Production RAG Architecture & 99.7% Cost Optimization
Capabilities / Domains
Timeline
01/2026 – 02/2026
Built a production Retrieval-Augmented Generation (RAG) system powering an AI knowledge agent on my website — re-architected from an enterprise-grade OpenSearch implementation to a cost-optimized, serverless AWS-native design using S3-hosted embeddings and in-memory cosine similarity search.
The Challenge
TThe initial OpenSearch cluster cost $360–720/month for a corpus of ~200 document chunks and modest daily traffic. Architecturally sound, economically wrong for the scale. The goal: maintain production-grade RAG quality while eliminating the vector database entirely.
The Solution
Re-architected the system using Amazon Bedrock Titan Text Embeddings V2 with serialized embedding storage in S3 and in-memory cosine similarity search within AWS Lambda.

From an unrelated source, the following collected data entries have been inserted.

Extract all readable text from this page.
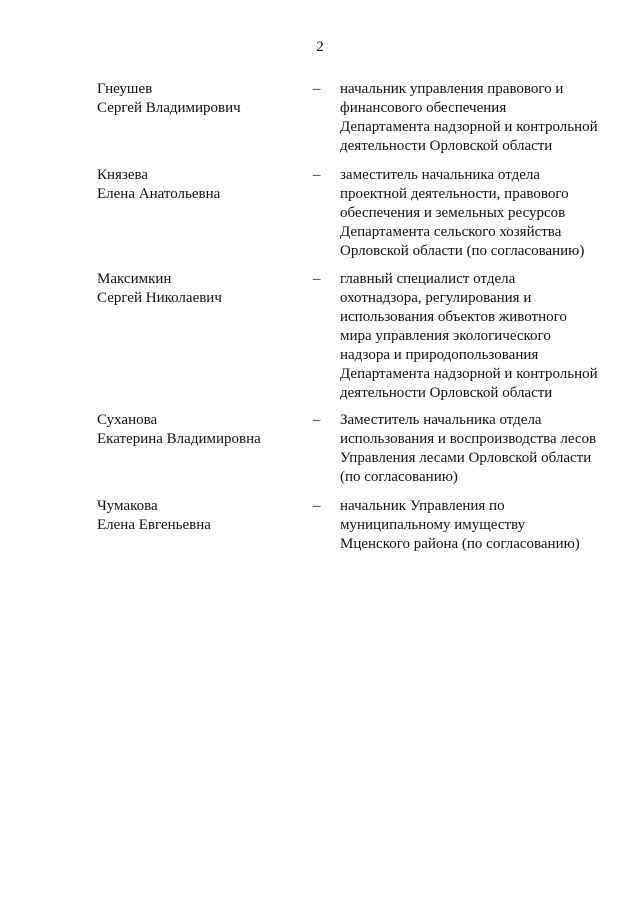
2
Гнеушев
Сергей Владимирович
–	начальник управления правового и
финансового обеспечения
Департамента надзорной и контрольной
деятельности Орловской области
Князева
Елена Анатольевна
–	заместитель начальника отдела
проектной деятельности, правового
обеспечения и земельных ресурсов
Департамента сельского хозяйства
Орловской области (по согласованию)
Максимкин
Сергей Николаевич
–	главный специалист отдела
охотнадзора, регулирования и
использования объектов животного
мира управления экологического
надзора и природопользования
Департамента надзорной и контрольной
деятельности Орловской области
Суханова
Екатерина Владимировна
–	Заместитель начальника отдела
использования и воспроизводства лесов
Управления лесами Орловской области
(по согласованию)
Чумакова
Елена Евгеньевна
–	начальник Управления по
муниципальному имуществу
Мценского района (по согласованию)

Precomputed embeddings are loaded into memory on cold start and reused across warm invocations, eliminating the need for a vector database. Implemented tiered model routing via Amazon Bedrock, DynamoDB-backed rate limiting for budget governance, and full dev/prod environment separation to preserve production reliability.
The Result
Eliminated the $360/month OpenSearch baseline. Total runtime cost: $1.12/month — a 99.7% reduction. Warm response latency ~200ms. Production-grade RAG with rate governance, model abstraction, and full dev/prod separation.